Oh yeah we support both WS-* and RESTful services. However, they won't meet the RESTafarian fanatics like Tim Bray's coolaid drunkenness level of REST .. but if you want to do pragmatic work with services and support either or both of WS-* and REST then take a look at Apache Axis2 (Java & C), WSO2 WSAS, WSO2 Mashup Server, WSO2 WSF/{C,C++,PHP,Perl} etc...

Tuesday, February 26, 2008

Balancing WS-* vs. REST

Interesting article about WS-* vs. REST .. worth the read (and not only because I'm metioned ;-)).

Wednesday, January 23, 2008

Blog about PHP Web services

Samisa, Nandika and the rest of the gang working on PHP Web services have a new blog - http://phpwebservices.blogspot.com/. If you want to keep an eye on PHP Web services (both WS-* style and RESTful stuff .. more to come on the latter) then subscribe!

Sunday, January 20, 2008

WS-* vs. REST again

ARGH. I wrote this piece back in September or October (I can't even remember)- way before the two talks I gave on WS-* vs. REST in November. They were supposed to publish it around then - for some reason they held it and published it now. I wasn't trying to rekindle that debate!

It looks like that article has triggered quite a bit of response, including Mark Baker saying sayonara to this debate.

First of all, I want to say that I'm also really tired of this debate. Its no longer an interesting debate because pretty much everything that can be said has been said. People who are open minded have listened and those with closed minds have decided their positions. When new people run into this debate I'm sure they will find some of this debate in the bowels of the Internet and use it to make up their own minds.

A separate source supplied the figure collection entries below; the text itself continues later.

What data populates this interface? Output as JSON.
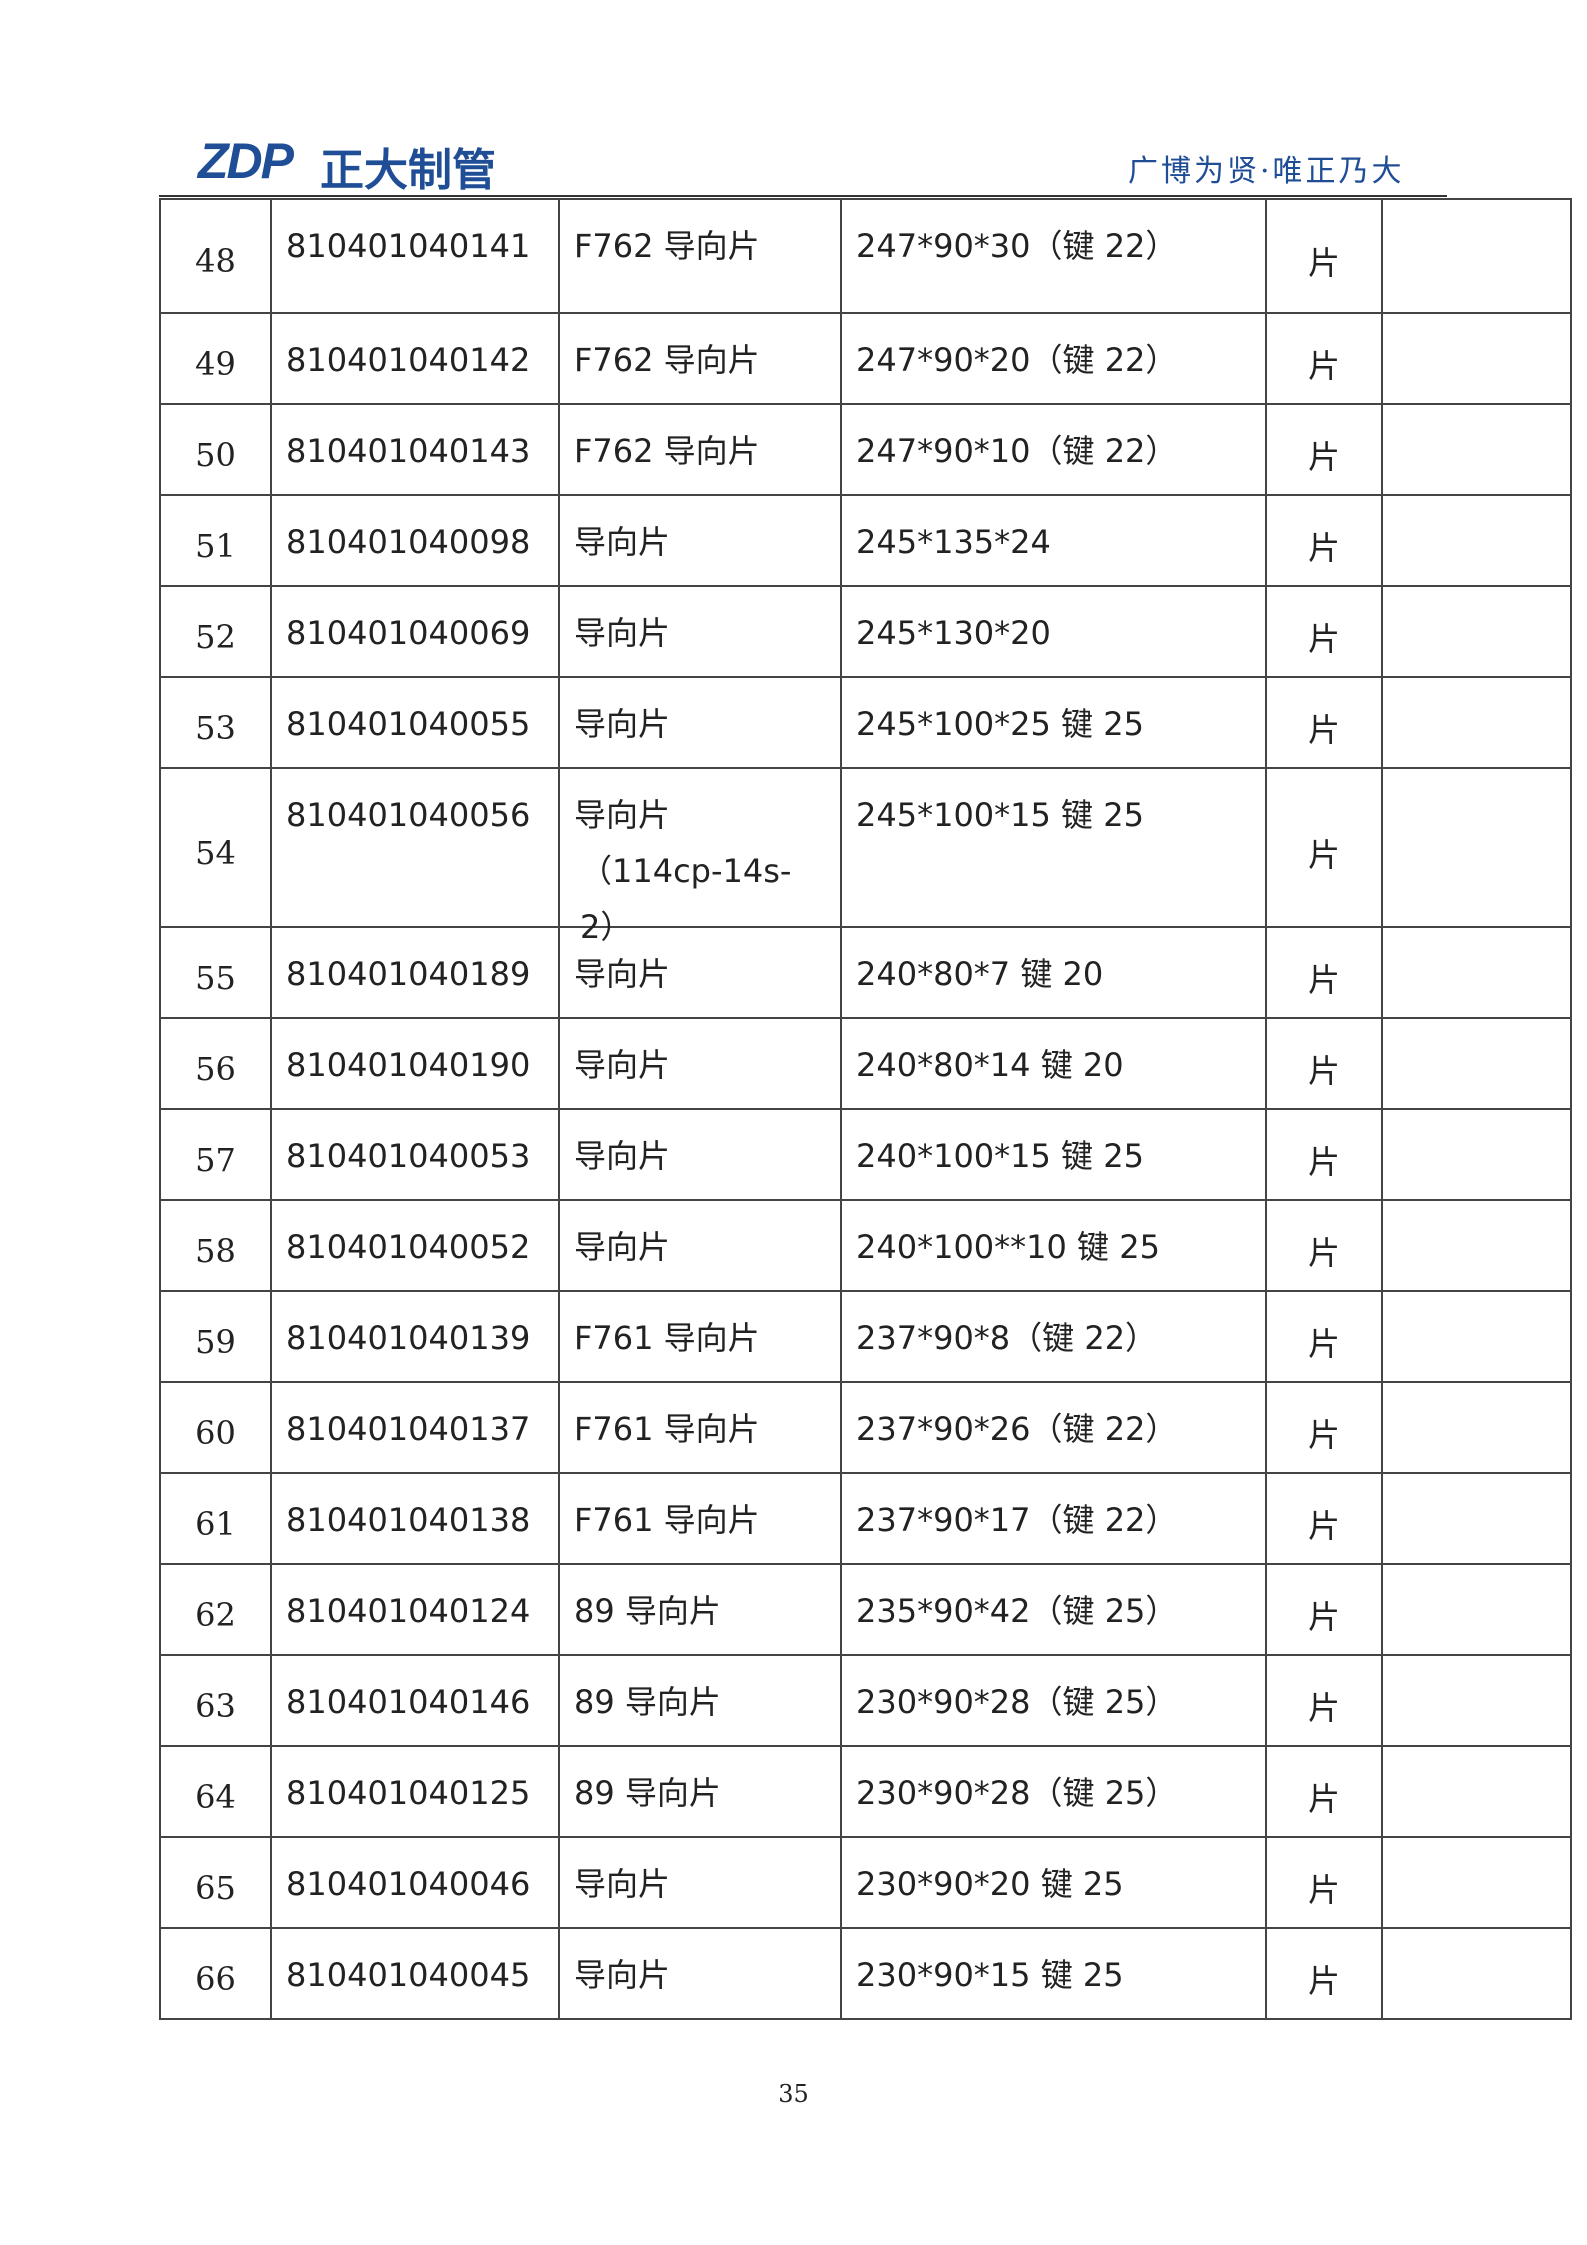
{
  "header": {
    "logo_mark": "ZDP",
    "logo_text": "正大制管",
    "slogan": "广博为贤·唯正乃大"
  },
  "table": {
    "rows": [
      [
        "48",
        "810401040141",
        "F762 导向片",
        "247*90*30（键 22）",
        "片"
      ],
      [
        "49",
        "810401040142",
        "F762 导向片",
        "247*90*20（键 22）",
        "片"
      ],
      [
        "50",
        "810401040143",
        "F762 导向片",
        "247*90*10（键 22）",
        "片"
      ],
      [
        "51",
        "810401040098",
        "导向片",
        "245*135*24",
        "片"
      ],
      [
        "52",
        "810401040069",
        "导向片",
        "245*130*20",
        "片"
      ],
      [
        "53",
        "810401040055",
        "导向片",
        "245*100*25 键 25",
        "片"
      ],
      [
        "54",
        "810401040056",
        [
          "导向片",
          "（114cp-14s-2）"
        ],
        "245*100*15 键 25",
        "片"
      ],
      [
        "55",
        "810401040189",
        "导向片",
        "240*80*7 键 20",
        "片"
      ],
      [
        "56",
        "810401040190",
        "导向片",
        "240*80*14 键 20",
        "片"
      ],
      [
        "57",
        "810401040053",
        "导向片",
        "240*100*15 键 25",
        "片"
      ],
      [
        "58",
        "810401040052",
        "导向片",
        "240*100**10 键 25",
        "片"
      ],
      [
        "59",
        "810401040139",
        "F761 导向片",
        "237*90*8（键 22）",
        "片"
      ],
      [
        "60",
        "810401040137",
        "F761 导向片",
        "237*90*26（键 22）",
        "片"
      ],
      [
        "61",
        "810401040138",
        "F761 导向片",
        "237*90*17（键 22）",
        "片"
      ],
      [
        "62",
        "810401040124",
        "89 导向片",
        "235*90*42（键 25）",
        "片"
      ],
      [
        "63",
        "810401040146",
        "89 导向片",
        "230*90*28（键 25）",
        "片"
      ],
      [
        "64",
        "810401040125",
        "89 导向片",
        "230*90*28（键 25）",
        "片"
      ],
      [
        "65",
        "810401040046",
        "导向片",
        "230*90*20 键 25",
        "片"
      ],
      [
        "66",
        "810401040045",
        "导向片",
        "230*90*15 键 25",
        "片"
      ]
    ]
  },
  "footer": {
    "page_number": "35"
  }
}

Just for the record- I certainly do not believe that WS-* all busted as the RESTafarian camp seems to think. I certainly do believe that RESTful solutions have their place- the fact that the WSO2 Registry is a purely RESTful system should make that clear. I'm disappointed that the technical literati haven't been able to find a common ground but I guess that's not surprising - this is no different than other religious battles.

When I find the time I will write a long article on where I think each approach is suited for. One of these days.

Thursday, November 22, 2007

REST vs. WS-*: Facts, Myths and Lies

I recently gave a talk on REST vs. WS-* at both QCon San Francisco and ApacheCon US. The slides can be found on WSO2 Oxygen Tank. I suggest reading the ApacheCon slides as those are slightly updated from the other one.

At ApacheCon Roy Fielding spoke right before me on REST. It was great to listen to Roy present his vision and to hear about REST from the horse's mouth so-to-speak. It was an honor to have him introduce me and then to have him right there to provide additional anecdotes and corrections to my points :).

Comments welcome, especially from those who feel I got it wrong (on either side).